Biomarcadores e Imagem na Predição de Resposta ao Tratamento Musculoesquelético

Introdução

Identificar quais pacientes irão responder melhor a tratamentos conservadores ou invasivos é um dos maiores desafios da ortopedia moderna. Biomarcadores e técnicas avançadas de imagem estão abrindo caminhos para medicina mais personalizada.
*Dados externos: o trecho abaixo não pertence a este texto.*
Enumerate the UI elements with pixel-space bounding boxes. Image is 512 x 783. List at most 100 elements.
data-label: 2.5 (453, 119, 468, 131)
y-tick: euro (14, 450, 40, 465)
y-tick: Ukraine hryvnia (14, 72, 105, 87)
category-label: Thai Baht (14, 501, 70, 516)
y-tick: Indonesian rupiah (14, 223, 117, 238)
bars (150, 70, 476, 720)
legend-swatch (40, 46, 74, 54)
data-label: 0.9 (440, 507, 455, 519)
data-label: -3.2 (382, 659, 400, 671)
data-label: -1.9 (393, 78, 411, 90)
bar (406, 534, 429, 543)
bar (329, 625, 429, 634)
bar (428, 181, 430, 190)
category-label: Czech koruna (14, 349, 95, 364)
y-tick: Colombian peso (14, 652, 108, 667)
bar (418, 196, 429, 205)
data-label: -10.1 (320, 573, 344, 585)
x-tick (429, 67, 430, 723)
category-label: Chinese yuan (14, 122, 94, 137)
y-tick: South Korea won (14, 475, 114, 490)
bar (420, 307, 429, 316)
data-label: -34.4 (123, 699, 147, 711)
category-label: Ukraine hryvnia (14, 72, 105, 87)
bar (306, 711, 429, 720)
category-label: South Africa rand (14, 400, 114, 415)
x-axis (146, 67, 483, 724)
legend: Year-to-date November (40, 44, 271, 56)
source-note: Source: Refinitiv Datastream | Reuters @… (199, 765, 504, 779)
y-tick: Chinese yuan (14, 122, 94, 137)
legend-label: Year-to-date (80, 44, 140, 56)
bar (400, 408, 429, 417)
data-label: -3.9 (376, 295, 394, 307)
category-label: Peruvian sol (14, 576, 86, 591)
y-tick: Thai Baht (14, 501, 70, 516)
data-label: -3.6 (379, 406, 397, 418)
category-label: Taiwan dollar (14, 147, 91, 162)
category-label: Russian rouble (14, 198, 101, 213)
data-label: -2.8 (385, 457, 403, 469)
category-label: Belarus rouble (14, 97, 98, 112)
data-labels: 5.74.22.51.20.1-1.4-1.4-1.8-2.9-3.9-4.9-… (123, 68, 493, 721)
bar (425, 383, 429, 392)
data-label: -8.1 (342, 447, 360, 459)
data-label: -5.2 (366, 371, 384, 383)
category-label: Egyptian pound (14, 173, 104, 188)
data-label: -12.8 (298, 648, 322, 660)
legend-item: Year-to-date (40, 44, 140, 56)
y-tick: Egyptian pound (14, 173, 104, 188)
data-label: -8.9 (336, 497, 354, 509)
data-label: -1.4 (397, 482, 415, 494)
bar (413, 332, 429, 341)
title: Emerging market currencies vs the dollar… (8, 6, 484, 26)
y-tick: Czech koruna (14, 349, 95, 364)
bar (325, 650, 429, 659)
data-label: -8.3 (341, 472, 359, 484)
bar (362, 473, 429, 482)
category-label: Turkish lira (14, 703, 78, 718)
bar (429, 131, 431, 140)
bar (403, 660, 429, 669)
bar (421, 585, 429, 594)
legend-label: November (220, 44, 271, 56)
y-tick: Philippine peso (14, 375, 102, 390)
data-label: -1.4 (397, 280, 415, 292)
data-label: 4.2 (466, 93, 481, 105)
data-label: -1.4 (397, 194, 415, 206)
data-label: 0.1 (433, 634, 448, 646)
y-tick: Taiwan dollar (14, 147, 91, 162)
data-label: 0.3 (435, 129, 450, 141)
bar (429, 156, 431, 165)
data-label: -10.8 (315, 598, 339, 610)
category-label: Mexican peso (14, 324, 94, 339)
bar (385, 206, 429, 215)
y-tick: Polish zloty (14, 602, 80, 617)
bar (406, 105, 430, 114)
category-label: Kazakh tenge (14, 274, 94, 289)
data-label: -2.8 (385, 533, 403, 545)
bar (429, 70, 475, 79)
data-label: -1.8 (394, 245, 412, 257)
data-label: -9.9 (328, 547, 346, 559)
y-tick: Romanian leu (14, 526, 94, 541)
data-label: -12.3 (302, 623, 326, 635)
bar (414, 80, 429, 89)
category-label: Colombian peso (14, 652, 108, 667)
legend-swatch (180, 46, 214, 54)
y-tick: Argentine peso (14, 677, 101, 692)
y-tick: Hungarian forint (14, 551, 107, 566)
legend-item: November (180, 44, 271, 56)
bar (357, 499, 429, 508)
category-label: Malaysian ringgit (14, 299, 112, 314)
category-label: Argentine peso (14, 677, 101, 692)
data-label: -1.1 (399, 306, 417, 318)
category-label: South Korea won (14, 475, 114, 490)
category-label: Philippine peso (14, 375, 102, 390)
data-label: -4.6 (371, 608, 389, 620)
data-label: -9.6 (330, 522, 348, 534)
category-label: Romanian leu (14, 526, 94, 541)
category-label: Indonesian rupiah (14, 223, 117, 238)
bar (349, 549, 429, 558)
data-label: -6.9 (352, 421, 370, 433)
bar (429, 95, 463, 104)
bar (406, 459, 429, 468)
Biomarcadores Inflamatórios e Moleculares

  • PCR ultrasensível (hs-CRP) e citocinas específicas podem refletir estados pró-inflamatórios.
  • Perfis genéticos e epigenéticos podem influenciar resposta à dor e à inflamação.
  • Biomarcadores de reparo tecidual (ex.: fatores de crescimento) auxiliam na escolha de terapias regenerativas.

Avanços em Imagem

  • Ultrassom dinâmico com elastografia — avalia rigidez tecidual em tendões e músculos.
  • Ressonância magnética funcional — identifica alterações de sinal em cartilagens e tecidos moles relacionados a dor clínica.
  • Tensor de difusão — avalia integridade de fibras nervosas em compressões nervosas.

Aplicações Clínicas

  • Pacientes com alta expressão de mediadores inflamatórios podem beneficiar-se de terapia mais agressiva precoce.
  • Imagem avançada pode diferenciar pacientes com lesões estruturais significativas daqueles cujos sintomas são mais relacionados à sensibilização central.

Evidências Científicas

Pesquisas mostram correlação entre determinados perfis biomoleculares e menores taxas de sucesso com tratamentos conservadores em tendinopatias crônicas.

Desafios e Perspectivas

  • Alto custo e acesso limitado a técnicas avançadas de imagem.
  • Necessidade de padronização de biomarcadores clínicos.

Recomendações Práticas

  • Integrar resultados de exames avançados com avaliação clínica completa.
  • Utilizar biomarcadores de forma complementar — não isolada — para tomada de decisão.
  • Monitorar resposta ao tratamento com medidas objetivas e subjetivas.